We came to a street with a few cops and one car and started to cross it. After a while, we realized somebody was hollering at us. “Hey, you with the caps!” We turned around and a black police officer was coming toward us, telling us the street was closed. We said okay and apologized. Ben reached over and shook his hand, told him thanks, and that we understood. He relaxed immediately and it was almost as if he breathed a huge sigh of relief. I shook his hand too and told him that we understood how tough it was for him to be here. He thanked us from his heart and the appreciation was written all across his face. I felt like we had bridged a huge gulf. I think he was pleasantly surprised at these two gentle, cooperative protesters. We left him feeling happy with ourselves and continued on our strange mission.

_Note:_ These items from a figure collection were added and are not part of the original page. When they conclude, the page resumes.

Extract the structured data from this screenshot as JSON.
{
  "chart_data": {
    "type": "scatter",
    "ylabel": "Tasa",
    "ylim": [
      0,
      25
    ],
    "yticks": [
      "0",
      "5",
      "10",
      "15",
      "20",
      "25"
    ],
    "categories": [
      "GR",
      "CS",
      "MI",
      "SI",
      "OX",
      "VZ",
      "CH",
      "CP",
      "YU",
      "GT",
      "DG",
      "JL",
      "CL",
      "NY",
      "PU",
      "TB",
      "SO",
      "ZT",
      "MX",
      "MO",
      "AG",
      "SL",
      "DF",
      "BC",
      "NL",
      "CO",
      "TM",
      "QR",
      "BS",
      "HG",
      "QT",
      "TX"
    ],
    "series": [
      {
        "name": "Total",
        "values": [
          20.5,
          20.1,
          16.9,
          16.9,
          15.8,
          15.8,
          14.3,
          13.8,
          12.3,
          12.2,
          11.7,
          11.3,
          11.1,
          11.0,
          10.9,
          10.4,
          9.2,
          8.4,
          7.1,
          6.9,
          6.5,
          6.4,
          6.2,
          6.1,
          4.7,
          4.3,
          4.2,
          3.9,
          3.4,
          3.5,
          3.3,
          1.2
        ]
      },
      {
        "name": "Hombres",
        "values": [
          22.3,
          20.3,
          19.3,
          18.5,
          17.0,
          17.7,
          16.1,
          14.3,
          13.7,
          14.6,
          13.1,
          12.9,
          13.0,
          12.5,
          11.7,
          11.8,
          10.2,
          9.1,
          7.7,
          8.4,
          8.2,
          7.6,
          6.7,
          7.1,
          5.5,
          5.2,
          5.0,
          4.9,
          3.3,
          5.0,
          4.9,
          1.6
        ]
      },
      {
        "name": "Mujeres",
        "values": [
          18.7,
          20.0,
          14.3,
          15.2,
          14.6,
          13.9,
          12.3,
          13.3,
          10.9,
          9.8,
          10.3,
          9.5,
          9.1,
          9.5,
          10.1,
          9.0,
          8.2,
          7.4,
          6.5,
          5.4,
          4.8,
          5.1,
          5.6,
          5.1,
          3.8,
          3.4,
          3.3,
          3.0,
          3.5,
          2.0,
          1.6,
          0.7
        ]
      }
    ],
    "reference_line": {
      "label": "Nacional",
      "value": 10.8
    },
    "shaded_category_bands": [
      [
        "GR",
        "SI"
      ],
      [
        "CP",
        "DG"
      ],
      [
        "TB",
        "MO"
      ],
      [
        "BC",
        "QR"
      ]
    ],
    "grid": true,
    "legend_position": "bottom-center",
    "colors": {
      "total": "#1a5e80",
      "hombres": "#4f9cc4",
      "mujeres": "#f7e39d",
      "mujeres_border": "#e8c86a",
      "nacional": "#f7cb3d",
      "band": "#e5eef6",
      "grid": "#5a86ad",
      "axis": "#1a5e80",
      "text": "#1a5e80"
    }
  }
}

We arrived at the park across from the Capitol and the protesters were pretty rowdy. Several were hanging back, chunking rocks at the police. In the distance, we could barely see the Klan on the steps. We walked around in the crowd for a while, praying and wondering if there was any way we could confront the rock-throwers and gently ask them to quit. The majority was black and we felt like at the time that it wasn’t appropriate for a couple of white guys like us to say anything. We didn’t agree with the rock throwing but understood the anger. However, as we were walking to a tree, a couple of white guys picked up some large seed like things as big as baseballs to throw. I looked at one of them and said, “Don’t throw it. It’s not worth it.” We walked on by and he just stood there. Then someone came up behind him and he let them take the thing out of his hand. He said something to the other guy and he dropped his on the ground where it had been. Then they walked away. I think they left. The probable “missiles” stayed on the ground right up until we left. It felt good, like we did have some influence. The cops got tired of the rocks so they moved in behind, canceled the permit, and said that those who would leave now could. Those who didn’t would be arrested. So we left and headed home. After a while, we realized that we could barely walk, we were so drained.
What was I feeling? Well, it was a whole range of emotions from anger to frustration to disbelief. But the one I was feeling more than any other was an overwhelming sense of sadness. Sadness at how people can hurt each other, at the KKK and their outlook on life, at the division between people protesting against the same thing. I understood the police, they were just doing their job and they didn’t want to be there either. The reporters were doing the same. I understood the militancy and anger of the protesters at the KKK from the history of their repression. I even understood the KKK from the people that I hung around with in Mississippi. I understood all of these things and yet I did not understand a thing. I think I finally know how God feels when his children hurt each other.
I want to start an organization or at least make a suggestion so that when there is a protest, people would be sent to it in pairs simply as witnesses for peace and love among the people there. It amazed me that two guys who weren’t really trying to change anything and had no control over the riot or situation at large could touch the people around us. A black protester. A white elderly couple. A white young man. A black policeman. A white protester. Why do we always feel like you have to do big things to accomplish anything? I thank God that we went.